Rona Tison, vice president of corporate relations for ready-to-drink (RTD) green tea manufacturer ITO EN (North America) Inc., Brooklyn, N.Y., says, “We had quite a bit of leads that we’re excited to follow-up on, and that’s a confirmation of the growing interest in the specialty tea industry.”

RTD tea is the fastest growing segment of the U.S. tea business. Dairy processors have the right equipment, packaging and distribution to become big-time players in this booming beverage business.

source: TGI Friday’s

A December 2009 report entitled Tea and Ready-to-Drink Tea in the U.S.: Retail, Foodservice and Consumer Trends from Packaged Facts, Rockville, Md., shows that for the past few years, RTD tea has been the brightest star in the tea firmament. The report cites data from Chicago-based SymphonyIRI, for supermarkets, drugstores and mass merchandisers other than Wal-Mart. The data show the two components of the RTD tea segment - shelf-stable canned and bottled tea, and refrigerated tea - posting 12% and 15% compound annual growth rates (CAGR) from 2006 to 2009, compared with the 0.1% CAGR of bags/loose tea and instant tea mixes. Dairy processors are most interested in the refrigerated RTD iced tea business, which continues to see increased activity in terms of new players, new products and increased distribution.

As a result of the economic downturn, however, after several years of remarkable growth, canned and bottled tea - the largest RTD component-hit a plateau, declining slightly in 2008 and rising less than 1% in 2009 following stellar growth of 27% in 2006 and 23% in 2007, according to the report. Although not quite as severely, the fortunes of refrigerated tea have also declined, from 29% growth in 2006 to 6% growth in 2009. On the other hand, sales of bags/loose tea ticked up a bit after two years of decline, growing 1% in 2008 and 3% in 2009 as tea lovers converted (at least temporarily) to this less convenient - but also much less expensive - option.

source: Ciao Bella

RTD suppliers at the World Tea Show believe sales are starting to turn. And as consumers return to the convenience of the RTD category, new drinkers will follow, as the healthful halo surrounding tea gains recognition.

“During the down economy consumers have been increasingly focusing on self care in order to avoid becoming ill, and the trend whereby marketers are positioning tea even more heavily than usual on its healthful properties is apparent in the many new functional tea products hitting the market,” says Don Montuori, publisher at Packaged Facts.

And here’s more positive news on tea.

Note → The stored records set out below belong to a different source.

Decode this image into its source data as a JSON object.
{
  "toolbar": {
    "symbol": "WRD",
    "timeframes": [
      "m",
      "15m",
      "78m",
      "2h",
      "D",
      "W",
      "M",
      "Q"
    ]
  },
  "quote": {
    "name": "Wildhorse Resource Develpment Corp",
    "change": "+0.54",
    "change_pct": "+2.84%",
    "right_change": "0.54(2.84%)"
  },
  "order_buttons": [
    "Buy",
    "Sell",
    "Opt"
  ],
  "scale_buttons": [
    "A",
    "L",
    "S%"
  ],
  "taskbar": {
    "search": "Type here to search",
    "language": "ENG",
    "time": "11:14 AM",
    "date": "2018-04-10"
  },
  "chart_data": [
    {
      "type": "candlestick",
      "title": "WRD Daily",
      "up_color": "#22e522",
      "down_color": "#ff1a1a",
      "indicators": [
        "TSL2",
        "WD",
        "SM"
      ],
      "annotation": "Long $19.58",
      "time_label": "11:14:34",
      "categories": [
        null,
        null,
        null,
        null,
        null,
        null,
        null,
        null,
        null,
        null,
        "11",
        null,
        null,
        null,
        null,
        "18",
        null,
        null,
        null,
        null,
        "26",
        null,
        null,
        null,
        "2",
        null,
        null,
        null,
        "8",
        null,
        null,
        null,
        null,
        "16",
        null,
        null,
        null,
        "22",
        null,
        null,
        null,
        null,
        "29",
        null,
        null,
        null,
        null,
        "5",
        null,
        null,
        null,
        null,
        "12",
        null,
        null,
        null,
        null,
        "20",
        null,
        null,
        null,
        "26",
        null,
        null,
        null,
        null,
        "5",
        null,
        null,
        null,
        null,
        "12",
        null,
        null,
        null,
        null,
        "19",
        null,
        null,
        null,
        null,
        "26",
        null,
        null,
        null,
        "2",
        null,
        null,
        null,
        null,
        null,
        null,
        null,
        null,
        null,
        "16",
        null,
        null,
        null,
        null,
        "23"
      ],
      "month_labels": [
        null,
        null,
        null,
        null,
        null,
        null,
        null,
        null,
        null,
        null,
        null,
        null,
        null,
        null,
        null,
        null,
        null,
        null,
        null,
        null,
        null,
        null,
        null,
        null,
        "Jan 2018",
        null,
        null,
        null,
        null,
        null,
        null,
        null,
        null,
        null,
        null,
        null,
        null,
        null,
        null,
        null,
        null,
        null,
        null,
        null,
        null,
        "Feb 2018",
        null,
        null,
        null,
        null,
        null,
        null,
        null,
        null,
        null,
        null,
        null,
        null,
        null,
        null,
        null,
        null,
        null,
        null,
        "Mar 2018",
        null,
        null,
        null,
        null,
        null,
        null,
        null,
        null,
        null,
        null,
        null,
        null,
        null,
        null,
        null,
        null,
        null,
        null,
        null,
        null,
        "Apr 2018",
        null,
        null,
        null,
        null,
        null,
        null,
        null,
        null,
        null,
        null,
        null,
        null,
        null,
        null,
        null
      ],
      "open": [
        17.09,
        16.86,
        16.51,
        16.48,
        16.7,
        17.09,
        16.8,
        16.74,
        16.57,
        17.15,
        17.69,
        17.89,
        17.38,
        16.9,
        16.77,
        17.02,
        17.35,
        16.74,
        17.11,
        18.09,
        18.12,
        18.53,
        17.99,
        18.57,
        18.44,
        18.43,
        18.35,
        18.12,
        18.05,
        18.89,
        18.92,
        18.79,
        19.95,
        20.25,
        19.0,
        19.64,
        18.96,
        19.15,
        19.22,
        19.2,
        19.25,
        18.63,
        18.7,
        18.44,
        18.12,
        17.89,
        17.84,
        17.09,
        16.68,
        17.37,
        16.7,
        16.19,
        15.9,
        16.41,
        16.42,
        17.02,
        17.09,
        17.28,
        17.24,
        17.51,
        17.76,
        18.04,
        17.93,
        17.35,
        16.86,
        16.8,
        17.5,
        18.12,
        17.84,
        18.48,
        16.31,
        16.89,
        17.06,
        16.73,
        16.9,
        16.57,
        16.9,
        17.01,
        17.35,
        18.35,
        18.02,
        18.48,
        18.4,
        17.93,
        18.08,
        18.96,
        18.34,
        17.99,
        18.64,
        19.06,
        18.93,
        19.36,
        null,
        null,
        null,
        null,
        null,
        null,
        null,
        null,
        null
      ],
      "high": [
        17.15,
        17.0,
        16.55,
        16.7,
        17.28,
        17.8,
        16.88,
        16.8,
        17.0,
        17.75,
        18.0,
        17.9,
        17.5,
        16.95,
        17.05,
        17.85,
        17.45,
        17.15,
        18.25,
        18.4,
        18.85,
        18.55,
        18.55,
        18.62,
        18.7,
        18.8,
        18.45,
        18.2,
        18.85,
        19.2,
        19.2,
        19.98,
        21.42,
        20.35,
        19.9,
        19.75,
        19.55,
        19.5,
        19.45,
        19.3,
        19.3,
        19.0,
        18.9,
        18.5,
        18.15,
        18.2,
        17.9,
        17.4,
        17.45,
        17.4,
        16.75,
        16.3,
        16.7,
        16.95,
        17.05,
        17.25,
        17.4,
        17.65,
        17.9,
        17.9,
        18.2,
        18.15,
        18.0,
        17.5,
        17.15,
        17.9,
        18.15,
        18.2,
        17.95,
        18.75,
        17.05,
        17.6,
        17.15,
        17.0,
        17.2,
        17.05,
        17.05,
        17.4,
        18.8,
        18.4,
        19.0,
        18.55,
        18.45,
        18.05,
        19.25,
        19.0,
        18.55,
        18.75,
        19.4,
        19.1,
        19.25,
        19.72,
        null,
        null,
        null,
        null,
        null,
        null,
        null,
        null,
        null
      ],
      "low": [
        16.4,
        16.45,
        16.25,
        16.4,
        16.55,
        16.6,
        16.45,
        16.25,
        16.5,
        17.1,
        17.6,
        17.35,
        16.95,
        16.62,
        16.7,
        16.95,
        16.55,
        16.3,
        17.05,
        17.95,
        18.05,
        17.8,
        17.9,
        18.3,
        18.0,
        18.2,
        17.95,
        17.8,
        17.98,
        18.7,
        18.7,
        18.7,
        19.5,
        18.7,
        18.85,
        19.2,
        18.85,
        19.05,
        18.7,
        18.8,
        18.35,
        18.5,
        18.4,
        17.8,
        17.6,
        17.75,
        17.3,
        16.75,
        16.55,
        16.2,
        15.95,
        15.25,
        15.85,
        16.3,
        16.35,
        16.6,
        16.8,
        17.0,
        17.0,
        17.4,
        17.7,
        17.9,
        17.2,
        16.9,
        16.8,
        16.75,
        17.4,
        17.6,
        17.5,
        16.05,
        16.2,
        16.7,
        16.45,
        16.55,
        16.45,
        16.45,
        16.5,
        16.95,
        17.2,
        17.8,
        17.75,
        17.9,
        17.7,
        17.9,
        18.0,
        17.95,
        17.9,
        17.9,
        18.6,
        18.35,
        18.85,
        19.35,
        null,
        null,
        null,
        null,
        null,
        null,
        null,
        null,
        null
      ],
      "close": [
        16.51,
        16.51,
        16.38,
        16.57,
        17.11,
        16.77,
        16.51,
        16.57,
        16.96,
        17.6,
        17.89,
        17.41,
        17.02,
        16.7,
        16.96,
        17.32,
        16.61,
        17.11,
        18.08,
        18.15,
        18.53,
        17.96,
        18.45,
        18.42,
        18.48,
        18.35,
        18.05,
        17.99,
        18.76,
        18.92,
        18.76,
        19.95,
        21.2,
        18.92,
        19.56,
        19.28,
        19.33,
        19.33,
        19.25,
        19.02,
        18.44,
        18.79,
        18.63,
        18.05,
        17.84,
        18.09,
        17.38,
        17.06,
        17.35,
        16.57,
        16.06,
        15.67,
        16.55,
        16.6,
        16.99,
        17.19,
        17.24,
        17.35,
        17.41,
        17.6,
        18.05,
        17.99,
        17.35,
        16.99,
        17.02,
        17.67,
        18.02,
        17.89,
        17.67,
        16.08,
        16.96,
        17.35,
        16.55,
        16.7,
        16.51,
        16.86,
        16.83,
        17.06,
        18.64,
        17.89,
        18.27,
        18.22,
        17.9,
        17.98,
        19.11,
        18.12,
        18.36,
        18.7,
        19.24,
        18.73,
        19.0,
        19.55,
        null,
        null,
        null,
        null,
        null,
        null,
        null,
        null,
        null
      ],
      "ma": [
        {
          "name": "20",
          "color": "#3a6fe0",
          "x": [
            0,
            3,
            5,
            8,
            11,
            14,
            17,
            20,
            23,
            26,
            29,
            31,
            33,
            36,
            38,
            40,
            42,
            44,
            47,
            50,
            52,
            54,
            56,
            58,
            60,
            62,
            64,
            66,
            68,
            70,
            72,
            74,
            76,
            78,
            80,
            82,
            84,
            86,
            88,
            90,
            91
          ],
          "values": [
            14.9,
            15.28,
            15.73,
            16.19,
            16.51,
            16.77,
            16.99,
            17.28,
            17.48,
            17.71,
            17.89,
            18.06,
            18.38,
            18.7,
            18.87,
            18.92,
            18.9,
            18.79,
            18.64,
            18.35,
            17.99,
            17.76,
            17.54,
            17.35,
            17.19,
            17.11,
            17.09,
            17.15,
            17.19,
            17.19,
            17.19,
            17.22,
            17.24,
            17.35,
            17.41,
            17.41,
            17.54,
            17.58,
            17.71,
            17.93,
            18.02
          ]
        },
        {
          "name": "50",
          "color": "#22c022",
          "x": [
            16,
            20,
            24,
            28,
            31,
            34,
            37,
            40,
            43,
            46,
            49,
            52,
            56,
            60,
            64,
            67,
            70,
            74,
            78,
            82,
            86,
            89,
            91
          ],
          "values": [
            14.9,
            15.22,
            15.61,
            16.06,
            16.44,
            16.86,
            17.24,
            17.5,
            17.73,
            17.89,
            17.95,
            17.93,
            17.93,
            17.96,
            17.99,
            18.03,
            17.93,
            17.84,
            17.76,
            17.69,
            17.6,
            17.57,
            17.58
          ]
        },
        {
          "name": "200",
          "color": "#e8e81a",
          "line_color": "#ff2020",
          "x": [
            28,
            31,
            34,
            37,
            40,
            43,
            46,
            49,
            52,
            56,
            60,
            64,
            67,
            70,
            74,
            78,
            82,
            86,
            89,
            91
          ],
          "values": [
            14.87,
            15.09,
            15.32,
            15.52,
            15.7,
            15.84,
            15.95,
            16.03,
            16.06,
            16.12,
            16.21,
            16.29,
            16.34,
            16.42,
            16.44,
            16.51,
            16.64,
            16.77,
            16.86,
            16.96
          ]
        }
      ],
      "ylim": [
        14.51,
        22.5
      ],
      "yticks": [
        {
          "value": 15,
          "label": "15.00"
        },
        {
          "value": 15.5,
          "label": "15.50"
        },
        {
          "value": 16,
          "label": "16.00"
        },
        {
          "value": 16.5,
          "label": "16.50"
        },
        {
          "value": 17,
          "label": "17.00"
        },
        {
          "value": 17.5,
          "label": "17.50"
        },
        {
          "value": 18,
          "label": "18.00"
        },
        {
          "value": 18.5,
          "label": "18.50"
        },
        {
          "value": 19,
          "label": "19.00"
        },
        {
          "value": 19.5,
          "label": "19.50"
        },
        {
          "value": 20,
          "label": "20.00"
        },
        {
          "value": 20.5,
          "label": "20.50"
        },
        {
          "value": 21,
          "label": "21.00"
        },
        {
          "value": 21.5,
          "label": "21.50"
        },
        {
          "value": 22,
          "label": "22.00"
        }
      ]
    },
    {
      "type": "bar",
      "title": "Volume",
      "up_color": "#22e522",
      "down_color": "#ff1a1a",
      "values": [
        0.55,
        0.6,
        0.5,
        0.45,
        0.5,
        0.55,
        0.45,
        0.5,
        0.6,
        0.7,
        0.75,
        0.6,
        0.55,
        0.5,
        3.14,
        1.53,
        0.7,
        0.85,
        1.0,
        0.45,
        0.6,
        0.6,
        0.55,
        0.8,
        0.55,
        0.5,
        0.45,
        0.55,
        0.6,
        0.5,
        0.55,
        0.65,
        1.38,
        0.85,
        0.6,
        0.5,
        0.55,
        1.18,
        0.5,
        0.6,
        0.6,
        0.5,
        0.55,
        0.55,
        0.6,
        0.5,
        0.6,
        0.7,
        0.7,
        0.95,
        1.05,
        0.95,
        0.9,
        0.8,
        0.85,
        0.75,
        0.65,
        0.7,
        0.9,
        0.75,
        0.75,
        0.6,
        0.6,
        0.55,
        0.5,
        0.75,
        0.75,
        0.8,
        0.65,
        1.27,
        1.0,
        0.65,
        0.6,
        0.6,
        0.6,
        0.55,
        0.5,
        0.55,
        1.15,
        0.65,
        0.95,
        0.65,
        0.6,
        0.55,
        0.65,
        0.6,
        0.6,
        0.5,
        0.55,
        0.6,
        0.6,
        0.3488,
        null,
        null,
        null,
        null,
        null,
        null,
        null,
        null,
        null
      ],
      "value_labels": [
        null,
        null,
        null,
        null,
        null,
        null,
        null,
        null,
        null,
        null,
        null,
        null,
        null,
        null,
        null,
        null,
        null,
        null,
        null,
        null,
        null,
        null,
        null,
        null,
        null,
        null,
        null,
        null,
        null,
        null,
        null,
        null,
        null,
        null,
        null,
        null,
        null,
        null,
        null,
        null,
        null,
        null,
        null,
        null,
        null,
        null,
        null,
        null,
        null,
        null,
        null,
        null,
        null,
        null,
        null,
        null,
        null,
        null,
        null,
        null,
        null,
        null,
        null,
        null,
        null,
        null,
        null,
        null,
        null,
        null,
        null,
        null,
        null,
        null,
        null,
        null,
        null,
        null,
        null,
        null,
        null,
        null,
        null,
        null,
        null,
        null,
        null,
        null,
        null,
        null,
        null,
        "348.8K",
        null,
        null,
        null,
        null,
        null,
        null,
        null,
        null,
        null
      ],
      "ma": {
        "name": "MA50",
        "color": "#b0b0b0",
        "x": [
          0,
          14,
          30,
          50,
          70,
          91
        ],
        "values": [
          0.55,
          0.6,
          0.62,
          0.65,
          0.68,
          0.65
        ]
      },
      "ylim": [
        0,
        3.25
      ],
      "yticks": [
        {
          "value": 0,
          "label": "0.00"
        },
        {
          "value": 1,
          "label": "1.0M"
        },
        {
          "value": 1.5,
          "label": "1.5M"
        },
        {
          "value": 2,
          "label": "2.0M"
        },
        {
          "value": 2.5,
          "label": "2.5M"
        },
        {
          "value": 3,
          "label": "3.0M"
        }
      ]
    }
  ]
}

In a new study published online June 18 in Arteriosclerosis, Thrombosis and Vascular Biology, researchers found that people who drink a lot of tea or drink coffee in moderation are less likely to die of heart disease than coffee and tea abstainers. Researchers followed more than 37,000 people in The Netherlands for 13 years in one of the largest and longest studies ever to examine the impact of coffee and tea drinking on heart health.

Findings included:

•    People who drank three to six cups of tea per day had a 45% lower risk of death from heart disease than people who drank less than one cup of tea a day.

•    Drinking more than six cups of tea a day was associated with a 36% lower risk of heart disease, compared to drinking less than one cup.

But most of the people in The Netherlands study drank black tea, which is also consumed more than green tea in America. The perception has been that green tea is the “healthy” tea, but this study suggests black tea may be just a good for the heart.

Dairy processors: got tea? If not, you might want to get on board.